The report also shows that almost ten per cent of Iraqi children – more than 1.5 million – have been forced to flee their homes because of violence since the beginning of 2014, often multiple times. Nearly one in five schools is out of use due to conflict and almost 3.5 million children of school-age are missing out on an education.
UNICEF is calling for urgent action to protect children’s rights in Iraq. There are five concrete steps that need to be taken immediately:
• End the killing, maiming, abduction, torture, detention, sexual violence and recruitment of children. Stop attacks on schools, medical facilities and personnel.

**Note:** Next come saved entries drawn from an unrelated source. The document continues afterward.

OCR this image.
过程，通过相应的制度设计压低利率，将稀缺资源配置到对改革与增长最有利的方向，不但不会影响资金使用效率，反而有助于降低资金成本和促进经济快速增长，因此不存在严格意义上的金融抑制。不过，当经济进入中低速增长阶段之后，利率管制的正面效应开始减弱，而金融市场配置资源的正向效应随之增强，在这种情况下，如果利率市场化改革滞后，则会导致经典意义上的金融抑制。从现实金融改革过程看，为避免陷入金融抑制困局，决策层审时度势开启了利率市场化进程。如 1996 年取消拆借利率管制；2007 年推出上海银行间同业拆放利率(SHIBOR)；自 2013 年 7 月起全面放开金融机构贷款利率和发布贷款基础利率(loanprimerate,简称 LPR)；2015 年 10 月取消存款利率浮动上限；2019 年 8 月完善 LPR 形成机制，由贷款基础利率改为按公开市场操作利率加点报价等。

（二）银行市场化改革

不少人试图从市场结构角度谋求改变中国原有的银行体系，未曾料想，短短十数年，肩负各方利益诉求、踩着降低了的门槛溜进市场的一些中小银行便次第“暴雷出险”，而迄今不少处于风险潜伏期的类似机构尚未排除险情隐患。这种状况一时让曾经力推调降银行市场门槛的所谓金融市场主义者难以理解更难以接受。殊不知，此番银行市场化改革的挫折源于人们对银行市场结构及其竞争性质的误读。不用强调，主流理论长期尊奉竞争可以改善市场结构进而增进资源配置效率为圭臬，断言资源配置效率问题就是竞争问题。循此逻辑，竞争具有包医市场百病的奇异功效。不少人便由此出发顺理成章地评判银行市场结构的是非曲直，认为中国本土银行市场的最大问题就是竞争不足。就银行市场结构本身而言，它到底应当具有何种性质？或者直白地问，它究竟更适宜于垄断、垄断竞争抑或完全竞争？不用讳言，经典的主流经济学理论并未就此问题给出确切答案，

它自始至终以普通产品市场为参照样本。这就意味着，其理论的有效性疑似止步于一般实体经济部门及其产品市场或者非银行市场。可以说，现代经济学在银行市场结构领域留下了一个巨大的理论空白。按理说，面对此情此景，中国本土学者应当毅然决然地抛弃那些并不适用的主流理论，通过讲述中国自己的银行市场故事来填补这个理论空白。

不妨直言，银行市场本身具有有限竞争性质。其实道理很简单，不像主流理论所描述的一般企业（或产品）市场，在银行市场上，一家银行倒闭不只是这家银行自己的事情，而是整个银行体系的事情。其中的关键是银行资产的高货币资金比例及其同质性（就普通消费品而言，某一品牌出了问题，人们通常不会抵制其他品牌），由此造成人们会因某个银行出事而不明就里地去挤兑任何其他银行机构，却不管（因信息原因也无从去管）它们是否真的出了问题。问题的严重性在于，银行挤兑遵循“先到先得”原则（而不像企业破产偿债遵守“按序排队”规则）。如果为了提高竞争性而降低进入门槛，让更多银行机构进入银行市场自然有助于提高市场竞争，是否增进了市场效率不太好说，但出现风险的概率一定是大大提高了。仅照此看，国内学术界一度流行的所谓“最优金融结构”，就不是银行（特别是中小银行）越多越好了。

• Provide unhindered and unconditional humanitarian access to all children wherever they are in the country, including areas not under control of the government. In areas with ongoing conflict, civilians wishing to leave must be given safe passage and receive the services they need.
• Expand and improve education for out of school children through catch up classes. Increase access to learning and equip teachers and children with educational materials and training.
• Provide psychological and recreation programmes to help children heal and to reconnect with their childhoods.
• Increase funding, as resources are running short, already leading to cut backs in life-saving support for children. UNICEF is seeking US$ 100 million for its response in Iraq for 2016.